Fabien – I’ve always love to be able to push a product to it’s limit and try to analyze what we’d need to do to get more performance in the future. The mechanical side of the sport has always been interesting to me. We’ve seen lots of evolution over the years. We’ve seen bigger travel, better compression damping, geometry has gotten longer and more stable. Now we’ve seen the new wheel size. The all mountain bikes of today are riding like downhill bikes from ten years ago and climb like cross country bikes from the same era. In ten years time we will see the same thing again. This evolution has been going on for a few years now. The telescopic seatposts are the main revolution. The shapeshifter system from Canyon will be just as huge because we won’t have to compromise with settings between uphill and downhill. For the future we will have a bike that will adapt itself to every type of terrain, an intelligent bike that’s optimizes for your comfort and speed while riding.
MTB – MAG – We recently started using a set of the Michelin Wild Rock’r 2 and have been blown away. That was a project you worked on, correct? Without giving too much away, are there any other cool products that we should look out for which you’ve helped co-develop?

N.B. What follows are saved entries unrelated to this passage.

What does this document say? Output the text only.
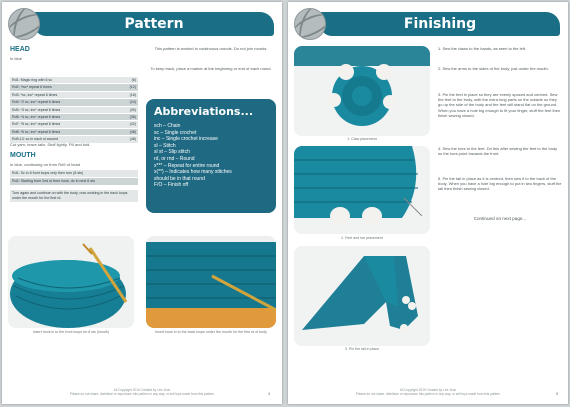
Pattern
HEAD
In blue
This pattern is worked in continuous rounds. Do not join rounds.
To keep track, place a marker at the beginning or end of each round.
Rd1: Magic ring with 6 sc	(6)
Rd2: *inc* repeat 6 times	(12)
Rd3: *sc, inc* repeat 6 times	(18)
Rd4: *2 sc, inc* repeat 6 times	(24)
Rd5: *3 sc, inc* repeat 6 times	(30)
Rd6: *4 sc, inc* repeat 6 times	(36)
Rd7: *5 sc, inc* repeat 6 times	(42)
Rd8: *6 sc, inc* repeat 6 times	(48)
Rd9-13: sc in each st around	(48)
Cut yarn, leave tails. Stuff lightly. Fill and fold.
MOUTH
In blue, continuing on from Rd9 of head
Rd1: Sc in 8 front loops only then turn (8 sts)
Rd2: Starting from 2nd st from hook, dc in next 6 sts
Turn again and continue on with the body, now working in the back loops under the mouth for the first rd.
Abbreviations...
sch – Chain
sc – Single crochet
inc – Single crochet increase
sl – Stitch
sl st – Slip stitch
rd, or rnd – Round
x*** – Repeat for entire round
x(**) – Indicates how many stitches
should be in that round
F/O – Finish off
Insert hook in to the front loops for 8 sts (mouth)	Insert hook in to the back loops under the mouth for the first rd of body
All Copyright 2015 Created by Lee Jeon
Please do not share, distribute or reproduce this pattern in any way, or sell toys made from this pattern	4
Finishing
1. Claw placement
2. Feet and toe placement
3. Pin the tail in place
1. Sew the claws to the hands, as seen to the left.
2. Sew the arms to the sides of the body, just under the mouth.
3. Pin the feet in place so they are evenly spaced and centred. Sew the feet to the body, with the extra long parts on the outside so they go up the side of the body and the feet will stand flat on the ground. When you have a hole big enough to fit your finger, stuff the feet then finish sewing closed.
4. Sew the toes to the feet. Do this after sewing the feet to the body so the toes point towards the front.
5. Pin the tail in place as it is centred, then sew it to the back of the body. When you have a hole big enough to put in two fingers, stuff the tail then finish sewing closed.
Continued on next page...
All Copyright 2015 Created by Lee Jeon
Please do not share, distribute or reproduce this pattern in any way, or sell toys made from this pattern	5
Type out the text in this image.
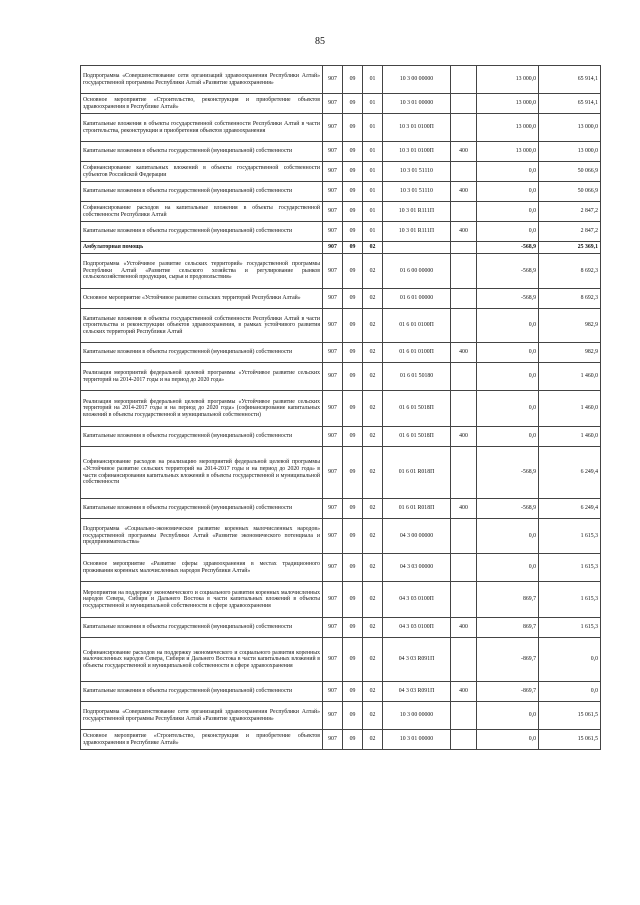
85
Подпрограмма «Совершенствование сети организаций здравоохранения Республики Алтай» государственной программы Республики Алтай «Развитие здравоохранения»	907	09	01	10 3 00 00000		13 000,0	65 914,1
Основное мероприятие «Строительство, реконструкция и приобретение объектов здравоохранения в Республике Алтай»	907	09	01	10 3 01 00000		13 000,0	65 914,1
Капитальные вложения в объекты государственной собственности Республики Алтай в части строительства, реконструкции и приобретения объектов здравоохранения	907	09	01	10 3 01 0100П		13 000,0	13 000,0
Капитальные вложения в объекты государственной (муниципальной) собственности	907	09	01	10 3 01 0100П	400	13 000,0	13 000,0
Софинансирование капитальных вложений в объекты государственной собственности субъектов Российской Федерации	907	09	01	10 3 01 51110		0,0	50 066,9
Капитальные вложения в объекты государственной (муниципальной) собственности	907	09	01	10 3 01 51110	400	0,0	50 066,9
Софинансирование расходов на капитальные вложения в объекты государственной собственности Республики Алтай	907	09	01	10 3 01 R111П		0,0	2 847,2
Капитальные вложения в объекты государственной (муниципальной) собственности	907	09	01	10 3 01 R111П	400	0,0	2 847,2
Амбулаторная помощь	907	09	02			-568,9	25 369,1
Подпрограмма «Устойчивое развитие сельских территорий» государственной программы Республики Алтай «Развитие сельского хозяйства и регулирование рынков сельскохозяйственной продукции, сырья и продовольствия»	907	09	02	01 6 00 00000		-568,9	8 692,3
Основное мероприятие «Устойчивое развитие сельских территорий Республики Алтай»	907	09	02	01 6 01 00000		-568,9	8 692,3
Капитальные вложения в объекты государственной собственности Республики Алтай в части строительства и реконструкции объектов здравоохранения, в рамках устойчивого развития сельских территорий Республики Алтай	907	09	02	01 6 01 0100П		0,0	982,9
Капитальные вложения в объекты государственной (муниципальной) собственности	907	09	02	01 6 01 0100П	400	0,0	982,9
Реализация мероприятий федеральной целевой программы «Устойчивое развитие сельских территорий на 2014-2017 годы и на период до 2020 года»	907	09	02	01 6 01 50180		0,0	1 460,0
Реализация мероприятий федеральной целевой программы «Устойчивое развитие сельских территорий на 2014-2017 годы и на период до 2020 года» (софинансирование капитальных вложений в объекты государственной и муниципальной собственности)	907	09	02	01 6 01 5018П		0,0	1 460,0
Капитальные вложения в объекты государственной (муниципальной) собственности	907	09	02	01 6 01 5018П	400	0,0	1 460,0
Софинансирование расходов на реализацию мероприятий федеральной целевой программы «Устойчивое развитие сельских территорий на 2014-2017 годы и на период до 2020 года» в части софинансирования капитальных вложений в объекты государственной и муниципальной собственности	907	09	02	01 6 01 R018П		-568,9	6 249,4
Капитальные вложения в объекты государственной (муниципальной) собственности	907	09	02	01 6 01 R018П	400	-568,9	6 249,4
Подпрограмма «Социально-экономическое развитие коренных малочисленных народов» государственной программы Республики Алтай «Развитие экономического потенциала и предпринимательства»	907	09	02	04 3 00 00000		0,0	1 615,3
Основное мероприятие «Развитие сферы здравоохранения в местах традиционного проживания коренных малочисленных народов Республики Алтай»	907	09	02	04 3 03 00000		0,0	1 615,3
Мероприятия на поддержку экономического и социального развития коренных малочисленных народов Севера, Сибири и Дальнего Востока в части капитальных вложений в объекты государственной и муниципальной собственности в сфере здравоохранения	907	09	02	04 3 03 0100П		869,7	1 615,3
Капитальные вложения в объекты государственной (муниципальной) собственности	907	09	02	04 3 03 0100П	400	869,7	1 615,3
Софинансирование расходов на поддержку экономического и социального развития коренных малочисленных народов Севера, Сибири и Дальнего Востока в части капитальных вложений в объекты государственной и муниципальной собственности в сфере здравоохранения	907	09	02	04 3 03 R091П		-869,7	0,0
Капитальные вложения в объекты государственной (муниципальной) собственности	907	09	02	04 3 03 R091П	400	-869,7	0,0
Подпрограмма «Совершенствование сети организаций здравоохранения Республики Алтай» государственной программы Республики Алтай «Развитие здравоохранения»	907	09	02	10 3 00 00000		0,0	15 061,5
Основное мероприятие «Строительство, реконструкция и приобретение объектов здравоохранения в Республике Алтай»	907	09	02	10 3 01 00000		0,0	15 061,5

Fabien – Development is something I’ve always been passionate about. The work we’ve been doing with Michelin was exciting because there is so much knowledge coming from other sports like F1, Road racing, motocross, enduro moto, etc. So much experience and knowledge in other fields really helped develop the range of product we made in the last 3 years. At the moment as you’ve seen with Canyon I’d been working on that for the last year and a half. For sure it’s something I love to do and there will be more projects in the future, but I need to take a breath here before any new products come out that I help develop.
MTB – MAG – Regardless of the fact that you no longer race downhill, we wanted to pick your brain on DH bikes. They seem to be really coming into their own. They are a bit less stratified from brand to brand and team to team nowadays. Do you think that in general the manufacturers have finally found a sweet spot where racers are happy with geometry and suspension? If so, do you think this is a contributing factor in the racing getting tighter?
Fabien – For sure, DH was the Formula One of mountain bike racing for years now and a huge platform for development with suspension, geometry, damping, etc. It is true that for the moment everything is getting pretty much set and that there is no major evolution going on right now. For sure this contributes strongly to having tighter racing. With everyone having similar products as well as athletic capacities in terms of physical and technical skills. Everyone is at their optimum level which makes racing super interesting at the moment. On my side I believe there is still a lot that needs to be done in the evolution of MTB. As technology gets better in all aspects I think it’s good for things to continue to go ahead – it’s good for the market, the industry, and for sure the speed of the racers.
MTB – MAG -Last question – should you recover well before EWS starts up again for 2015, what plans do you have in between? Any cool events in the off season we might be able to catch up with you at?
Fabien – At the moment I am dedicated to recovering fully. My plans for racing, development and testing are very uncertain for the time being. There are all sorts of ideas in my head regarding what needs to be done, but most importantly I’m focused on what needs to be done to recover and to be able to have a strong back and get back on the bike and race, or at least ride and test products for fun. We live in a beautiful community and we’re part of a fantastic sport- the only thing I can say is that I can’t wait to get back in it.
MTB – MAG – Thank you for taking the time to chat with us Fabien. We’re all pulling for you and wishing you a full and speedy recovery. It will be great to see you on the the bike and look forward to you return!